The demon excitation on the other hand holds a number key distinctions from the plasmon (and acoustic plasmon), as summarized in the table below.

| Characteristic | Demon | Plasmon |
|---|---|---|
| Band structure | Only present in multiband metals and only well-defined when bands are decoupled to some degree | Present in both single-band and multiband metals |
| Dimensionality | Not tied to a specific dimensionality | Gapped in 3D materials, but gapless in lower dimensional materials, such as graphene, as an acoustic surface plasmon. |
| Long-ranged E-field | No | Yes |
| Contributes to $\epsilon(\omega)$ | No | Yes, dominant contributor at optical frequencies |
| Coupling to light | No direct coupling to light | Can couple to, and even hybridize with, light under certain conditions (polaritons) |
| Energy gap | Gapless (or massless) - no energy cost at long wavelengths. | Gapped in bulk materials due to long-ranged Coulomb interaction. |
| Energy scale | Disperses on scale of $\omega \sim v_f k$ | Gapped with dispersion of $\omega \sim \omega_p + O(k^2)$ |
| Role in low-energy physics and phase transitions | Demons can play a more direct role in low-energy physics (e.g., superconductivity) due to their massless nature | Plasmons tend to not play a role in low-energy physics due to their energy gap. |

== Theoretical significance ==
Early studies of the demon in the context of superconductivity showed, under the two band picture presented by Pines, that superconducting pairing of the light electron band can be enhanced through the existence of demons, while the pairing of the heavy electrons would be more or less unaffected.
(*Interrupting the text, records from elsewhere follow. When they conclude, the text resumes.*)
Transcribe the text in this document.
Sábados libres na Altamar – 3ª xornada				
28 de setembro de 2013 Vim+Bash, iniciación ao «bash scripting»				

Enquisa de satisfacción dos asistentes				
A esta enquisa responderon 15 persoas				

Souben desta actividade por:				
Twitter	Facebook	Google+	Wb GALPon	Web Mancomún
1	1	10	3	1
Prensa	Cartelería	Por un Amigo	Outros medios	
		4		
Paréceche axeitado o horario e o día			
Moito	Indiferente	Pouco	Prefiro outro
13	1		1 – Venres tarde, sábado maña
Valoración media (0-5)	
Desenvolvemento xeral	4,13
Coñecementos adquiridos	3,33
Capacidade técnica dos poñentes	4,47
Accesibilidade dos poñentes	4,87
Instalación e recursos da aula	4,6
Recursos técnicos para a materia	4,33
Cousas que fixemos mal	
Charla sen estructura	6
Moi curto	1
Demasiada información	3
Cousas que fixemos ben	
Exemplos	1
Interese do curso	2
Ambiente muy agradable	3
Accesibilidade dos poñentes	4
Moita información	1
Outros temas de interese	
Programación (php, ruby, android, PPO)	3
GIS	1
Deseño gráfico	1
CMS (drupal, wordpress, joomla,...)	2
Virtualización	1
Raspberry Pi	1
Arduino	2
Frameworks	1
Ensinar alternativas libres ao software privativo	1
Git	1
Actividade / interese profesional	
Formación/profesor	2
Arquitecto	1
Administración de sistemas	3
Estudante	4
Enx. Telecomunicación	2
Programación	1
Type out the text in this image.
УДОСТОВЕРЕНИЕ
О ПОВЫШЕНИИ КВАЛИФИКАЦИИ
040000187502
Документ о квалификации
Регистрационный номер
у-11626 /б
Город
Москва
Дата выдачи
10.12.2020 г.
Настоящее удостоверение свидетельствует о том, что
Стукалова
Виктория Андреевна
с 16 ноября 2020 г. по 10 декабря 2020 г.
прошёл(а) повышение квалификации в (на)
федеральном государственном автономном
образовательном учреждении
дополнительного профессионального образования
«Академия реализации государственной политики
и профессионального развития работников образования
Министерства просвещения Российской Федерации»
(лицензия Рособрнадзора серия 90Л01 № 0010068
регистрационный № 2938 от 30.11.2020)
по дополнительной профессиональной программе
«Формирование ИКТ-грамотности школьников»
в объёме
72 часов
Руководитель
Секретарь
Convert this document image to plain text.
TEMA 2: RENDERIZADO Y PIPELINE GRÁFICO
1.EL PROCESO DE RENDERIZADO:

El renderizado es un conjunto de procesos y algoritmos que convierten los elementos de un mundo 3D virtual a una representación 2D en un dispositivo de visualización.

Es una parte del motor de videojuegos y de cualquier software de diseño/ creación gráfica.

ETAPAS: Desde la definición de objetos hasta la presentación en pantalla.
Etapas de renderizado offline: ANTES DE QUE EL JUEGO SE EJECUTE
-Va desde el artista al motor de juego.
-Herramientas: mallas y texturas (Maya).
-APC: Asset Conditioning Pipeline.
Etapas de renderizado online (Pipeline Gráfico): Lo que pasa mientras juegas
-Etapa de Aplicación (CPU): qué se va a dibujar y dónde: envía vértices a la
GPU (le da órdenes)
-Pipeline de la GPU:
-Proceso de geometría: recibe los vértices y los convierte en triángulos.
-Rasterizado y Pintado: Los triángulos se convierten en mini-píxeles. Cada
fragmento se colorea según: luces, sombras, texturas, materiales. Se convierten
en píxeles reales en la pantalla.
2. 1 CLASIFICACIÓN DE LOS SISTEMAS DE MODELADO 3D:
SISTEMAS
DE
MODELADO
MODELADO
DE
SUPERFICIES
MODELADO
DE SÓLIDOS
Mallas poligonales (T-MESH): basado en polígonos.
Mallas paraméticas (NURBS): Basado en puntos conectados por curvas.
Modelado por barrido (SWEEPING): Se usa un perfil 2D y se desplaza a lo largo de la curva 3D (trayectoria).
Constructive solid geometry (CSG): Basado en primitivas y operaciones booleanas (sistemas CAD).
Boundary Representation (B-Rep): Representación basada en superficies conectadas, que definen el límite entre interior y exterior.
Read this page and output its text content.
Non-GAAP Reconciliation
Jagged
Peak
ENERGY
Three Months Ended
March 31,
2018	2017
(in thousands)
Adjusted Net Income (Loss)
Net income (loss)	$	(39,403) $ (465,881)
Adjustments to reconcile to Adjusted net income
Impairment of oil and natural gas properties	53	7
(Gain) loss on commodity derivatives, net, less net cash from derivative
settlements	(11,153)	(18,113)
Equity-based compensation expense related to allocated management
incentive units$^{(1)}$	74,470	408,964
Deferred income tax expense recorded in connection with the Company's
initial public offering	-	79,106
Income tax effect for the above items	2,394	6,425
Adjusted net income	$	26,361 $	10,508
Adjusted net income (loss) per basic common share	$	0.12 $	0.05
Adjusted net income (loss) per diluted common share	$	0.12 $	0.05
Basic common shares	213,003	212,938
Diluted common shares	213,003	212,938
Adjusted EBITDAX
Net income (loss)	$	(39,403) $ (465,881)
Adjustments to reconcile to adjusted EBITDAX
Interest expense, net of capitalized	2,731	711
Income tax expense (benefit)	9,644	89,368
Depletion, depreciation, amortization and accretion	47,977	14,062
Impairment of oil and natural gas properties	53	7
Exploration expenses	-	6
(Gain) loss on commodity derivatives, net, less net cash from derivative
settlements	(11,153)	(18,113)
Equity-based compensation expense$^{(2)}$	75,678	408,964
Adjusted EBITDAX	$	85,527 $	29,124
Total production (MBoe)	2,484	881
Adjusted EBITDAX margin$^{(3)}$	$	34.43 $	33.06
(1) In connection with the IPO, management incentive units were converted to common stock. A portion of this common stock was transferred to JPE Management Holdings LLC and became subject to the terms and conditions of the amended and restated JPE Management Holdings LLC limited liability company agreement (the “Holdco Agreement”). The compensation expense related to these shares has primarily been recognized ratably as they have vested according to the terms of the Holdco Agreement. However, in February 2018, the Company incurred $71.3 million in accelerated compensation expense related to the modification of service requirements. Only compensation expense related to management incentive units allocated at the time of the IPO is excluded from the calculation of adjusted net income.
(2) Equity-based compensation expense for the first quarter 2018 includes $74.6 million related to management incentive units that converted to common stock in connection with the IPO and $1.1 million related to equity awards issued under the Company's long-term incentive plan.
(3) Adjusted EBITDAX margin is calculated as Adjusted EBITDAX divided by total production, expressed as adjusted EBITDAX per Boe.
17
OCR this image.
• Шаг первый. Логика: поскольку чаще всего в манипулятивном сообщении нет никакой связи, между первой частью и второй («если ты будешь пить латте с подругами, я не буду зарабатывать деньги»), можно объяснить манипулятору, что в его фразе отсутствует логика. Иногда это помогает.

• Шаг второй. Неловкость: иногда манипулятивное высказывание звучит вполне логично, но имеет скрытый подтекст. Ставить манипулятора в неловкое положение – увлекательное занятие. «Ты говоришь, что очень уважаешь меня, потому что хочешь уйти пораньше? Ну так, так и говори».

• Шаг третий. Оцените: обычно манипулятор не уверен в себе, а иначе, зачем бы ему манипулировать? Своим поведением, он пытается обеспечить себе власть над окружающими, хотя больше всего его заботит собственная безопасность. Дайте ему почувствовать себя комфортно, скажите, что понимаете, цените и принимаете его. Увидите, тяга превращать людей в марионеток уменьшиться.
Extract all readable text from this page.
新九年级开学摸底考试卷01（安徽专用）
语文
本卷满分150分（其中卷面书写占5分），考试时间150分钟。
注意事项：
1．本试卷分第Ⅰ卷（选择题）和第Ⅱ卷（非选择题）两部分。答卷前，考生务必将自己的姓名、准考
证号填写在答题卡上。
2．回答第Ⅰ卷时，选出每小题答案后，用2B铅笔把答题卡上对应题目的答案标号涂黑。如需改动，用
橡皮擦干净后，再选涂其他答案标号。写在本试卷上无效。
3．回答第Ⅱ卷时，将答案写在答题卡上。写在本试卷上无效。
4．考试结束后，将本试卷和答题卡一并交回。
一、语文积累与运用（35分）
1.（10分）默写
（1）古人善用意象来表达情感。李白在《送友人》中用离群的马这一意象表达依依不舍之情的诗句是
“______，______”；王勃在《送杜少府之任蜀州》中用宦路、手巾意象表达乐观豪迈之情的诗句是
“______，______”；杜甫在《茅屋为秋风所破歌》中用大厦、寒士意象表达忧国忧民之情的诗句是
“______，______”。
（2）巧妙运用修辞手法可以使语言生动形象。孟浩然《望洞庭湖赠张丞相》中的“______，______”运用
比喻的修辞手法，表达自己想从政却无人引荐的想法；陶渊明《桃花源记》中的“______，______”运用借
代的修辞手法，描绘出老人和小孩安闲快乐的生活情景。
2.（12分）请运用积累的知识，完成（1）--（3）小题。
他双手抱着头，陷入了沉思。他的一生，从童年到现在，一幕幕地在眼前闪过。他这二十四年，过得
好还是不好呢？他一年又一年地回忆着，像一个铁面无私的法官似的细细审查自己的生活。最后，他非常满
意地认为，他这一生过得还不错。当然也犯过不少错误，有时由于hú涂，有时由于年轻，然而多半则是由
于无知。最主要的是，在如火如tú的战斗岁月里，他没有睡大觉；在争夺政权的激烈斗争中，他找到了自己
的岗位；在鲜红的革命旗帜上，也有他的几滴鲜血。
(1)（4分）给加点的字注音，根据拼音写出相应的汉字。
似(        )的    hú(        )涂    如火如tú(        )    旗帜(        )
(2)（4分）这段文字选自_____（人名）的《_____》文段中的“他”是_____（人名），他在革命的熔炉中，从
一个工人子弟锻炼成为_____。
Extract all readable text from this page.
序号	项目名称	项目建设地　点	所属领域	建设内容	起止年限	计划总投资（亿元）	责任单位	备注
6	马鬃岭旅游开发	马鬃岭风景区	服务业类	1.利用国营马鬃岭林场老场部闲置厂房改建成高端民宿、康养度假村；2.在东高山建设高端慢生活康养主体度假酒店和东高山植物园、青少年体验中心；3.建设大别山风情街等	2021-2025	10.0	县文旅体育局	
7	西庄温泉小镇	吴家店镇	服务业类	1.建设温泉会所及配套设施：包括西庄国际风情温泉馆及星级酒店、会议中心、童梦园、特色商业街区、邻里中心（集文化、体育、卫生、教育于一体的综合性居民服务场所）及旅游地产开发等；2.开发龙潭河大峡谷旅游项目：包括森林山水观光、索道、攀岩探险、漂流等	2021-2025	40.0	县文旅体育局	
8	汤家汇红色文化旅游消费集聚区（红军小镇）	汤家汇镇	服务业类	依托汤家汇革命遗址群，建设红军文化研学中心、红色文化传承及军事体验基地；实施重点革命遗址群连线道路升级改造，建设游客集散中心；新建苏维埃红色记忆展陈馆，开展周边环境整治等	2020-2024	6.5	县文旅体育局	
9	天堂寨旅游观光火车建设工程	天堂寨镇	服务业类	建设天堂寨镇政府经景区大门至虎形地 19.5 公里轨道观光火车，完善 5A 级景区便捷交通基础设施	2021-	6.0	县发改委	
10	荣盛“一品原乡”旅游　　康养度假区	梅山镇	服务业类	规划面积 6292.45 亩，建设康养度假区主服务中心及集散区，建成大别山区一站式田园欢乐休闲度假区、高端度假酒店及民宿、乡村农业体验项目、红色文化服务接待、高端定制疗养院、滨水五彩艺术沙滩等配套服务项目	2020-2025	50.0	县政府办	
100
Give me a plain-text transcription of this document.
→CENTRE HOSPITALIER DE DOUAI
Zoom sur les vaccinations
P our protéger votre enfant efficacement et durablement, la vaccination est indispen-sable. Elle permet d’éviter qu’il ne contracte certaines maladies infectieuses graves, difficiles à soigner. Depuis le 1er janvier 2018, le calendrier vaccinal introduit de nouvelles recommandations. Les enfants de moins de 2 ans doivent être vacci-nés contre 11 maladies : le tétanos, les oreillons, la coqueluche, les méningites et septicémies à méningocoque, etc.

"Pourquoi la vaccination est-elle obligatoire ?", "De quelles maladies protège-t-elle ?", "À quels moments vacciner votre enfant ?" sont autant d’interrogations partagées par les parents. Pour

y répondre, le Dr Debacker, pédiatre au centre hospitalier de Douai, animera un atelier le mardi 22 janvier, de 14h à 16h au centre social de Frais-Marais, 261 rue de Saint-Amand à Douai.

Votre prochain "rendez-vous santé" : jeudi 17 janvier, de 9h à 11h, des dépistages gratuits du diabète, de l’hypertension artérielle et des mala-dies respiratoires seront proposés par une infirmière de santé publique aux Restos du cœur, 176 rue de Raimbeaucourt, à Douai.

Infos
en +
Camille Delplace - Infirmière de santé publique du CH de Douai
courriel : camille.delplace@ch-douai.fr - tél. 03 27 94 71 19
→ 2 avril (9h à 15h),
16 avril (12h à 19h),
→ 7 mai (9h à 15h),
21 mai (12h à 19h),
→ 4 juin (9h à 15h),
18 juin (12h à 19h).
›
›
The implication being that demons would allow for orbital-selective effects on superconducting pairing. However, for the simple case of spherically symmetric metals with two bands, natural realizations of demon-enhanced superconductivity seemed unlikely, as the heavy (d-)electrons play the dominant role in superconductivity of most transition metal considered at the time. However, more recent studies on high-temperature superconducting metal hydrides, where light electron bands participate in superconductivity, suggest demons may be playing an active role in such systems.